The same rule applies to the areas in your house. It’s best to check if pipes are working perfectly, that your faucets don’t have leaks, and that there are no little damages that can balloon into bigger problems. If you have time to spare, you may want to inspect your T&B to see if repairs or upgrades are in order. Be guided by architect Allen Oblena’s tips below:
The tiles are damaged.
"Damage can be attributed to neglect, wear and tear, and improper installation. There are some tiles that get discolored due to low quality or reactions to certain cleaning agents," Allen shares.

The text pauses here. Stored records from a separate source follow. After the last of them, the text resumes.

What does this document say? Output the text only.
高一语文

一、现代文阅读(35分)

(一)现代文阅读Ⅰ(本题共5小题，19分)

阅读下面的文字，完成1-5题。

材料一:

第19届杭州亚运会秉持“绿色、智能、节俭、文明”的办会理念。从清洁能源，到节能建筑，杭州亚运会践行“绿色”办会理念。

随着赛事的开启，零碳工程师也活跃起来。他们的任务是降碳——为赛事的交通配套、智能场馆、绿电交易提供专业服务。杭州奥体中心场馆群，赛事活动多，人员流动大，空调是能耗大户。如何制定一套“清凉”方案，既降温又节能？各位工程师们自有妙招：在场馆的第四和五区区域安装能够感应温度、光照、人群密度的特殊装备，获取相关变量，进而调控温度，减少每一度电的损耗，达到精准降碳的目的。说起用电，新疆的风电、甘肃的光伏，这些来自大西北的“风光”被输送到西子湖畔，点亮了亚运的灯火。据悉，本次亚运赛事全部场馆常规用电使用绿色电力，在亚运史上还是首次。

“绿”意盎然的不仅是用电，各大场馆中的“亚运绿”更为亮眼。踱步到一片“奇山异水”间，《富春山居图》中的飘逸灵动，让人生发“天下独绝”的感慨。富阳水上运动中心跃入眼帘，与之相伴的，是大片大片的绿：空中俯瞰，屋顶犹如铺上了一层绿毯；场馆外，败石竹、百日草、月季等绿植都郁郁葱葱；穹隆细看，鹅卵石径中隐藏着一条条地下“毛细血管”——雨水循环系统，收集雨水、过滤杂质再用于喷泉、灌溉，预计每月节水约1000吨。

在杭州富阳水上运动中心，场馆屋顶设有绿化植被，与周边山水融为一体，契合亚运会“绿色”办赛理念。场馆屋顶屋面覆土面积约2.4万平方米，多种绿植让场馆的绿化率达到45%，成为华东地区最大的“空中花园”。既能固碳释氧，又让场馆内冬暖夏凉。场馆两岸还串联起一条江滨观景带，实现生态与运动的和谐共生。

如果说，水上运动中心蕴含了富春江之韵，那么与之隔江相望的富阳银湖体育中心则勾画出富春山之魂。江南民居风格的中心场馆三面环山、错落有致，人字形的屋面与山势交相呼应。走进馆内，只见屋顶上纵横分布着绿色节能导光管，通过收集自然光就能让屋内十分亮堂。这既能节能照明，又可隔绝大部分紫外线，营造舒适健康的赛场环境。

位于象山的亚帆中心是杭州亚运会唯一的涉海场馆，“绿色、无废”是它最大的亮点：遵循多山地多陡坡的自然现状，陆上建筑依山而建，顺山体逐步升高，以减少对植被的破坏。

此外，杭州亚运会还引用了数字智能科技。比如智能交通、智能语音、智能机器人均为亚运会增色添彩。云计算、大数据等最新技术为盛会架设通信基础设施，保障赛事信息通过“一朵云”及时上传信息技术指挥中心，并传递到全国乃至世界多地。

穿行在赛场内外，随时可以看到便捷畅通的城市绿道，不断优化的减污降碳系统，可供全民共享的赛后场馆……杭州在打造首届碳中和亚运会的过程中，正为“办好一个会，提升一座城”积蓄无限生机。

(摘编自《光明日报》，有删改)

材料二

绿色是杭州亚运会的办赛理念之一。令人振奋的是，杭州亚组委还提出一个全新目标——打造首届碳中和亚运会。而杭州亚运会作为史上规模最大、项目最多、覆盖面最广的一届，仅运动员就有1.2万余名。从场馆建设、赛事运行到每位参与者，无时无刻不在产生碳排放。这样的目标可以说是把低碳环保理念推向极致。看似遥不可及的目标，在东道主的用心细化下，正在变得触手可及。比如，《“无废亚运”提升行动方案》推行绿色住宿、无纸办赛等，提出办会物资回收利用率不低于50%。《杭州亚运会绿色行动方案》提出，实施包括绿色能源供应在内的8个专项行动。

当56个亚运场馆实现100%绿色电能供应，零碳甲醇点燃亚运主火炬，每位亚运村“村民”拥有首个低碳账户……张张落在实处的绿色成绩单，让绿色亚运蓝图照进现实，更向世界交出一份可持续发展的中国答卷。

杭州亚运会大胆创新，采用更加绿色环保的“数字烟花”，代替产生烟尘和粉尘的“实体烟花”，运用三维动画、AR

The design of your T&B is outdated.
"Some old tiles are way too decorative and may seem outdated for one's preference. If the design of the tiles clashes with the overall design of a home, this could be a valid reason for retiling," the architect explains. See if you can update your accessories and decor in the bathroom as well. Consider getting a new shower curtain, trash bin, or bringing in plants as accents to create a calming vibe.
Your bathroom is no longer safe.
Accidents are inevitable in the bathroom—especially if you have slippery tiles. "For safety reasons, matte-finished, non-skid tiles are often used as floor tiles," says Allen.
The grout is dirty and doesn't add to the aesthetic you're aiming for.
"Regrouting can be done after a year or two. It's advisable to apply a top coat of sealer on newly applied grout."
You have rusty bathroom fixtures.
"Fixtures suffer from discoloration due to chemicals and hard water, although this may not affect the function. Mechanical parts, however, are the ones that take heavy beating. A good fixture may last seven to fifteen years, some even longer. New fixtures are now designed to save water, space, and provide more comfort," Allen explains.